Encore — Schubert: 4 Impromptus, op.posth.142, D.935 — No.2 in A♭ major

To conclude the concert, Radu Lupu played an encore. It was probably not so much of a coincidence that he selected the same piece that he already used in the concert on 2016-06-01 in Zurich (after a Mozart piano concerto, back then): again by Franz Schubert, the second one of the 4 Impromptus, op.posth.142, D.935: Impromptu No.2 in A♭ major. That definitely was an excellent choice, which reconciled the listener with the deficiencies in the preceding sonata: pure, simple serenity, clarity, contemplation in a clear mood. This cleared up, calmed down the listener’s mind, ending the concert in a peaceful, settled atmosphere: excellent choice, excellent playing.


Conclusion

The above description of Radu Lupu’s recital sounds very much like “all in the same emotional corner”. And the concert really felt this way. That’s not to say that the pianist is to blame for this uniformity. In parts, it’s in the nature of Schubert’s late piano work. Also, selecting works from this one period only had the advantage of an inherent, mutual fit between the compositions.

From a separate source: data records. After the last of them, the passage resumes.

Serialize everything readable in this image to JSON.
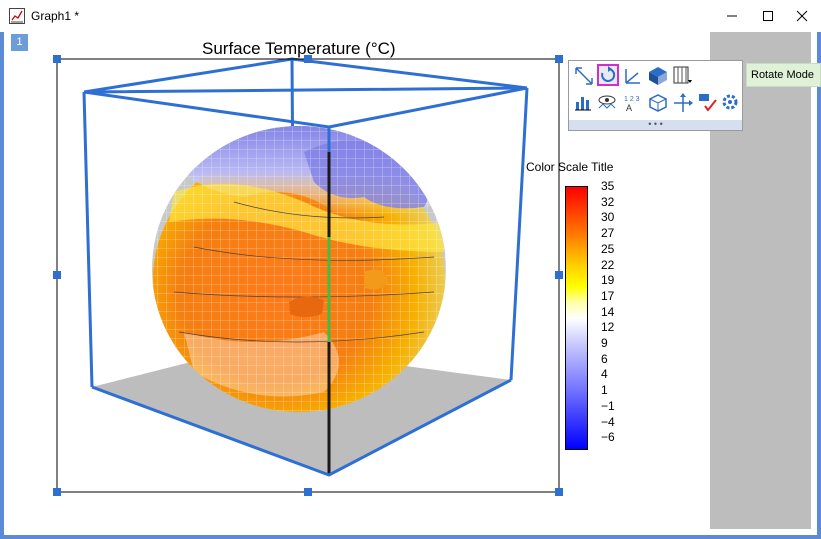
{
  "window": {
    "title": "Graph1 *"
  },
  "page_tab": "1",
  "plot": {
    "title": "Surface Temperature (°C)"
  },
  "tooltip": "Rotate Mode",
  "colorscale": {
    "title": "Color Scale Title",
    "labels": [
      "35",
      "32",
      "30",
      "27",
      "25",
      "22",
      "19",
      "17",
      "14",
      "12",
      "9",
      "6",
      "4",
      "1",
      "−1",
      "−4",
      "−6"
    ]
  },
  "toolbar": {
    "buttons": [
      "scale-icon",
      "rotate-icon",
      "axes-icon",
      "cube-light-icon",
      "grid-icon",
      "bar-chart-icon",
      "eye-icon",
      "label-axis-icon",
      "cube-icon",
      "move-axes-icon",
      "text-check-icon",
      "gear-icon"
    ]
  }
}
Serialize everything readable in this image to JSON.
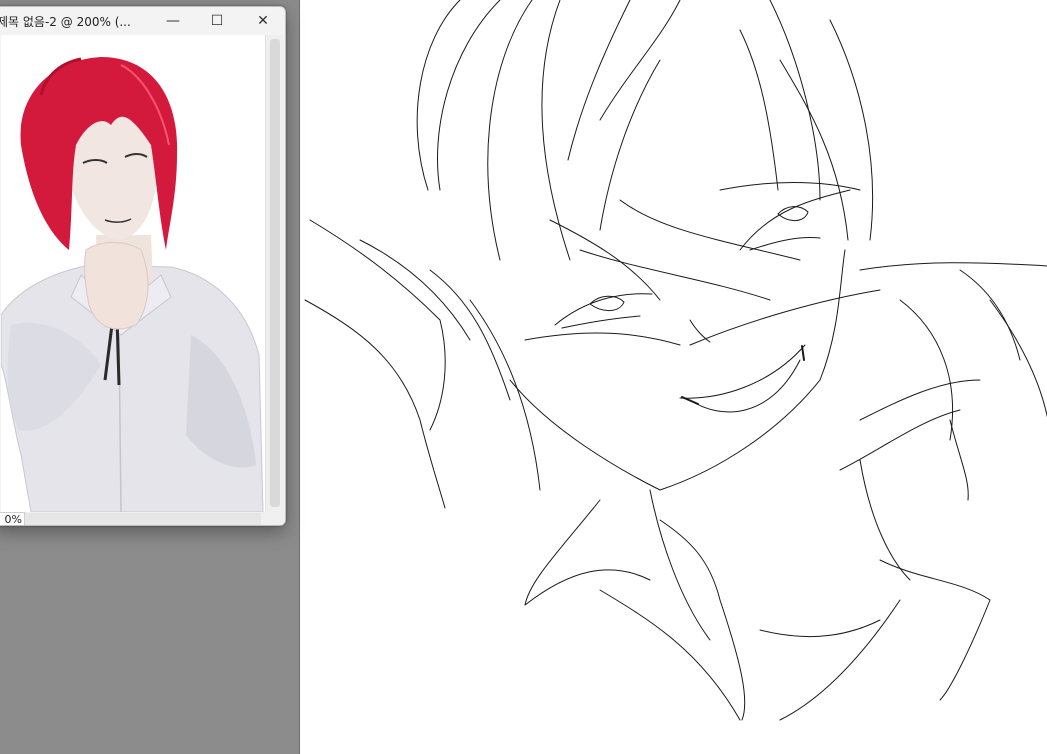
{
  "window": {
    "title": "제목 없음-2 @ 200% (...",
    "zoom_label": "0%",
    "minimize_glyph": "—",
    "maximize_glyph": "☐",
    "close_glyph": "✕"
  },
  "icons": {
    "minimize": "minimize-icon",
    "maximize": "maximize-icon",
    "close": "close-icon"
  },
  "colors": {
    "workspace": "#8c8c8c",
    "canvas": "#ffffff",
    "hair": "#d41a3c",
    "shirt": "#e6e6ec",
    "skin": "#f1e6e2"
  }
}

I should also state that never in this recital I had the feeling that the music was (“merely”) celebrated, or otherwise surrounded by a solemn aura. I never doubted that every bar was rooted in deep, genuine emotions.

True, all pieces were taken from Schubert’s oeuvre from the last years of his life. When he composed them, Schubert must have been fully aware of his fatal medical diagnosis—and this can explain the resigned tone in these works. However, from works such as the Wanderer-Fantasie, op.15, D.760, and from other interpretations of the last piano sonatas, we know that the composer wasn’t just resigning. He certainly did fight, even violently, he did express his despair, the battle with his fate, as much as he expressed sadness.

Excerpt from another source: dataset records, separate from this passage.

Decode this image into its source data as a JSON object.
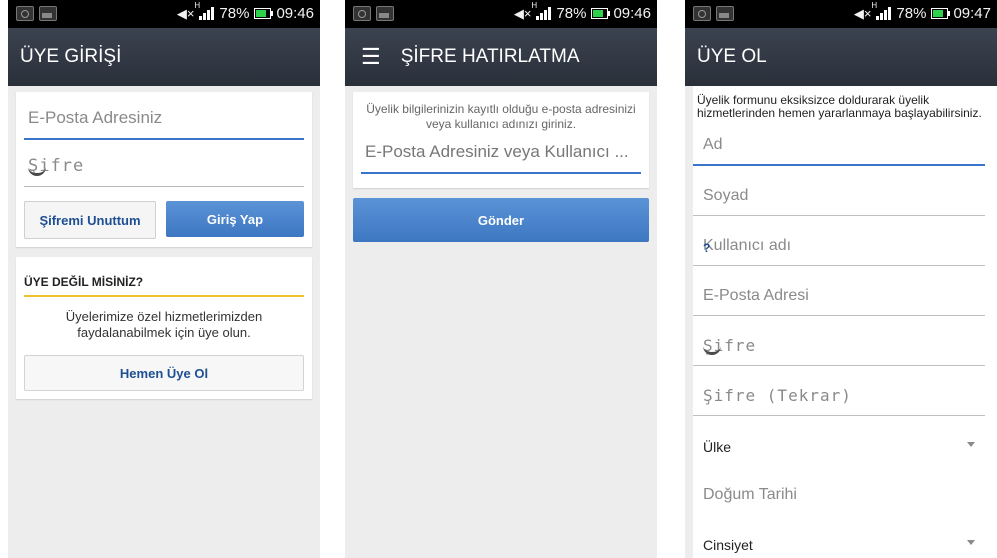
{
  "status": {
    "screens": [
      {
        "battery": "78%",
        "time": "09:46"
      },
      {
        "battery": "78%",
        "time": "09:46"
      },
      {
        "battery": "78%",
        "time": "09:47"
      }
    ]
  },
  "login": {
    "title": "ÜYE GİRİŞİ",
    "email_placeholder": "E-Posta Adresiniz",
    "password_placeholder": "Şifre",
    "forgot_button": "Şifremi Unuttum",
    "login_button": "Giriş Yap",
    "not_member_title": "ÜYE DEĞİL MİSİNİZ?",
    "not_member_text": "Üyelerimize özel hizmetlerimizden faydalanabilmek için üye olun.",
    "register_button": "Hemen Üye Ol"
  },
  "forgot": {
    "title": "ŞİFRE HATIRLATMA",
    "hint": "Üyelik bilgilerinizin kayıtlı olduğu e-posta adresinizi veya kullanıcı adınızı giriniz.",
    "input_placeholder": "E-Posta Adresiniz veya Kullanıcı ...",
    "submit_button": "Gönder"
  },
  "register": {
    "title": "ÜYE OL",
    "intro": "Üyelik formunu eksiksizce doldurarak üyelik hizmetlerinden hemen yararlanmaya başlayabilirsiniz.",
    "fields": {
      "first_name": "Ad",
      "last_name": "Soyad",
      "username": "Kullanıcı adı",
      "username_help": "?",
      "email": "E-Posta Adresi",
      "password": "Şifre",
      "password_repeat": "Şifre (Tekrar)",
      "country": "Ülke",
      "birth_date": "Doğum Tarihi",
      "gender": "Cinsiyet"
    }
  },
  "colors": {
    "appbar": "#2e3440",
    "accent_blue": "#3a74c8",
    "link_blue": "#1e4f93",
    "section_underline": "#f2c230"
  }
}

Radu Lupu’s interpretation made all of these pieces (excepting the encore, of course) sound broken. As if they all were merely distant memories, resignation, remembrances passing an old mind—a mind at an age at least twice as high as what Schubert ever lived. Yes, that’s Lupu’s age (72)—Schubert was 31 when he died. However, in the end, it’s still Schubert’s work that we were meant to hear…


Addendum:

For the same concert, I have also written a (shorter) review in German for Bachtrack.com. This posting is not a translation of the Bachtrack review, the rights of which remain with Bachtrack.com. I created the German review using a subset of the notes taken during this concert. I wanted to enable my non-German speaking readers to read about my concert experience as well. Therefore, I have taken my original notes as a loose basis for this separate posting. I’m including additional material that is not present in the Bachtrack review.